In the current competitive environment E&P companies must take greater financial risks to access frontier areas and new prospective plays. Between block award signing bonuses and work commitments, oil companies can spend hundreds of millions of dollars before drilling the first well in an exploration program. In frontier areas where seismic and well data do not exist or are lacking, the perceived risk is even greater.

Basin 1 Figure 1

FIGURE 1. The base map shows the regional distribution of lines designed to image key geologic features. (Images courtesy of ION)

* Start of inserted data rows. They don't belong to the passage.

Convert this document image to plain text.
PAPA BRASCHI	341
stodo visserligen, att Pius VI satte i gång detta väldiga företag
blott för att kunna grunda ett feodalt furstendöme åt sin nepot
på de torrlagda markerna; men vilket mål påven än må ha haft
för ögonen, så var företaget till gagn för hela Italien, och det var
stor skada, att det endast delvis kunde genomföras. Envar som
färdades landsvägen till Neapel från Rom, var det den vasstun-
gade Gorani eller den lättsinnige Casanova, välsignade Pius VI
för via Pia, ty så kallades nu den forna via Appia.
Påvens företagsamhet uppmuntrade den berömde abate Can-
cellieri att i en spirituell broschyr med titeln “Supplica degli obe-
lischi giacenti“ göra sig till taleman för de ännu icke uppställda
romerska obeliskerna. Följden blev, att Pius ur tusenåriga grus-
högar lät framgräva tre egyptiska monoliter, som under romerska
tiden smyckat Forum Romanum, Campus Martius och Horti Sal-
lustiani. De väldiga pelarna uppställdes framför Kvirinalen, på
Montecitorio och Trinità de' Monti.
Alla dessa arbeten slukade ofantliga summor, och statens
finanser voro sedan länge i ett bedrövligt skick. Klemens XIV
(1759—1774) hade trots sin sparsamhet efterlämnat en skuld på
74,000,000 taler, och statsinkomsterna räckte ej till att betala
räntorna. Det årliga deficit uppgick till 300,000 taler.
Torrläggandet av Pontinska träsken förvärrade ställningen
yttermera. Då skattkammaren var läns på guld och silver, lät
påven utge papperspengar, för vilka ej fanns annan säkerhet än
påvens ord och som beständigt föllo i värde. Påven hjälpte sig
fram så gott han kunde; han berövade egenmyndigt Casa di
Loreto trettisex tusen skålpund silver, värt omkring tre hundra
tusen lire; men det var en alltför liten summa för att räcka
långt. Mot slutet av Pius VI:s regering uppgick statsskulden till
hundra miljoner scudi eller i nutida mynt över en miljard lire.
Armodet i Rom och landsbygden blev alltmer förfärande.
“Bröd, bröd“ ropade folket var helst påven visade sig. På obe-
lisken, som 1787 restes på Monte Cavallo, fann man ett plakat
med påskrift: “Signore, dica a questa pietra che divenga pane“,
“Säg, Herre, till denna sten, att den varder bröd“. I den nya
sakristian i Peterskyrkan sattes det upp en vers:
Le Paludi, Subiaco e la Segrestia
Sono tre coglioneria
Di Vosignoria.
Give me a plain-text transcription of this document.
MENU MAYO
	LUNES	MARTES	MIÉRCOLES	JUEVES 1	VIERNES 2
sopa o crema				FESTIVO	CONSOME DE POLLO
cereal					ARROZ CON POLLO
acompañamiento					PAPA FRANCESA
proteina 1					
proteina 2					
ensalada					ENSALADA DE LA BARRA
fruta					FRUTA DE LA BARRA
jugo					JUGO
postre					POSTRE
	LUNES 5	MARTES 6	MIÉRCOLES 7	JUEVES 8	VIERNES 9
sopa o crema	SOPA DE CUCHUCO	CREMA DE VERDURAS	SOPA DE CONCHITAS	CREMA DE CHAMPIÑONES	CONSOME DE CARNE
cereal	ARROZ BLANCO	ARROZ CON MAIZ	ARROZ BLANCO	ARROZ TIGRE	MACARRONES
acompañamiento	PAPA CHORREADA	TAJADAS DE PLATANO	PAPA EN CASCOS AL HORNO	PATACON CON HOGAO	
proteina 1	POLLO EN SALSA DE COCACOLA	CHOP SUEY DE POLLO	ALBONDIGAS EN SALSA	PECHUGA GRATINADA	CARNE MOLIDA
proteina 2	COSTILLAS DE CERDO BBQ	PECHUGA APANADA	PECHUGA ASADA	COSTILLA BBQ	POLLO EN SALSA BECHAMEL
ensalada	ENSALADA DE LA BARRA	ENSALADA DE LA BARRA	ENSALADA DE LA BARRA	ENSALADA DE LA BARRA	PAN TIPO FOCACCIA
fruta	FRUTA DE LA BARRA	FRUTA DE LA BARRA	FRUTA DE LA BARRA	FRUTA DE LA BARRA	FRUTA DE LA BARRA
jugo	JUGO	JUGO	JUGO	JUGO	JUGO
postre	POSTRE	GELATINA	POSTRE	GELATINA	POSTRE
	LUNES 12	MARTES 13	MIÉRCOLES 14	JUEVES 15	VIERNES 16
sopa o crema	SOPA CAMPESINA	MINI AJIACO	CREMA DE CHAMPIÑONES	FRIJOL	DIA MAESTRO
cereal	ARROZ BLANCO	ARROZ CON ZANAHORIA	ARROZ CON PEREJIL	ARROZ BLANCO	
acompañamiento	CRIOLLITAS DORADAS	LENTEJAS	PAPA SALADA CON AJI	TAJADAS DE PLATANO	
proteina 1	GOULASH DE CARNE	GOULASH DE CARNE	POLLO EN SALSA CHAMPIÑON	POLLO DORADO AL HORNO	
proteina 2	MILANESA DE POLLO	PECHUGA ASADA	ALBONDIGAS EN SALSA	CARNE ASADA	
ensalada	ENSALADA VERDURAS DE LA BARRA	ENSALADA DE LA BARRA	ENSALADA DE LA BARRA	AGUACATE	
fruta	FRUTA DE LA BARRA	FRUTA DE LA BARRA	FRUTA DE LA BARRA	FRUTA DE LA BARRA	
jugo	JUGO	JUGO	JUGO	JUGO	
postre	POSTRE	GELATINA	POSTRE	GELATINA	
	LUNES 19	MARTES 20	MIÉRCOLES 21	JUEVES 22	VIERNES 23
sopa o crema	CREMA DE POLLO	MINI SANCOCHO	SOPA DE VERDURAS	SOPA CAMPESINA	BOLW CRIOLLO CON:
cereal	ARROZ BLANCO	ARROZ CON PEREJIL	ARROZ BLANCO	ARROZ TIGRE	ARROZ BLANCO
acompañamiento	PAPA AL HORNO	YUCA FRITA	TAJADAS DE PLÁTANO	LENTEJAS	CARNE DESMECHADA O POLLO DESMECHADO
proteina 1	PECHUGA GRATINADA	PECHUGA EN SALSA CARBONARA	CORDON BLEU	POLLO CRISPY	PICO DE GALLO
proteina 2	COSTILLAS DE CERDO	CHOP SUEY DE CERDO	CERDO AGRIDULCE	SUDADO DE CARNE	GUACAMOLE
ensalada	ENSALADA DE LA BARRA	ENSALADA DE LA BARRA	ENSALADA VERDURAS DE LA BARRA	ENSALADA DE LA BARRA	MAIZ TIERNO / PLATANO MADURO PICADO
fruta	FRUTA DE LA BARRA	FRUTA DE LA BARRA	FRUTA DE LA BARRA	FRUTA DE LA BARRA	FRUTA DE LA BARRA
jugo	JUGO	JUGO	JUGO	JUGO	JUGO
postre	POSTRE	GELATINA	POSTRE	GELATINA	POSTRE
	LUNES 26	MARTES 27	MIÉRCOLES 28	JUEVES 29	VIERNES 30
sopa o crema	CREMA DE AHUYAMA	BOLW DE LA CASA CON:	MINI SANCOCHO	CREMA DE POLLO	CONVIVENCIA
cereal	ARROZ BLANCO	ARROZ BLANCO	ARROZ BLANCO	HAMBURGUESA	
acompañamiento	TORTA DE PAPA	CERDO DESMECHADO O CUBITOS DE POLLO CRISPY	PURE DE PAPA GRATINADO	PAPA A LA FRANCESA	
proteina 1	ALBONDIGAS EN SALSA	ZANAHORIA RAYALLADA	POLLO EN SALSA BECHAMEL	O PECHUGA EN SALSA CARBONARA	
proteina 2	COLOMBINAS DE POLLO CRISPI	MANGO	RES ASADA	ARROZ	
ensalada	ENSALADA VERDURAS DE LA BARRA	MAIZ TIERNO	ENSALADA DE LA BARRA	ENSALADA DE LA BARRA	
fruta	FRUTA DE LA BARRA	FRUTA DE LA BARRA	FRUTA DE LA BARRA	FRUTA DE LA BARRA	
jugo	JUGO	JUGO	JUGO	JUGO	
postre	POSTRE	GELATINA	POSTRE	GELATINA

Although no commercial wells have been drilled, northeast Greenland is believed to be highly prospective with resource estimates of 31 Bboe. Exhumed oil deposits to the southwest in the Traill O area and a conjugate margin connection to the highly productive North Sea suggest evidence of an active petroleum system. Yet there are no regional ties between these potential end members that can reduce exploration uncertainty in this untested area.

A regional understanding of basins and petroleum systems can provide the geological context to help reduce uncertainty of play types and high-grade the most prospective areas. To deliver this kind of information, ION introduced BasinSPAN regional 2-D programs to help E&P companies focus in the most prospective areas.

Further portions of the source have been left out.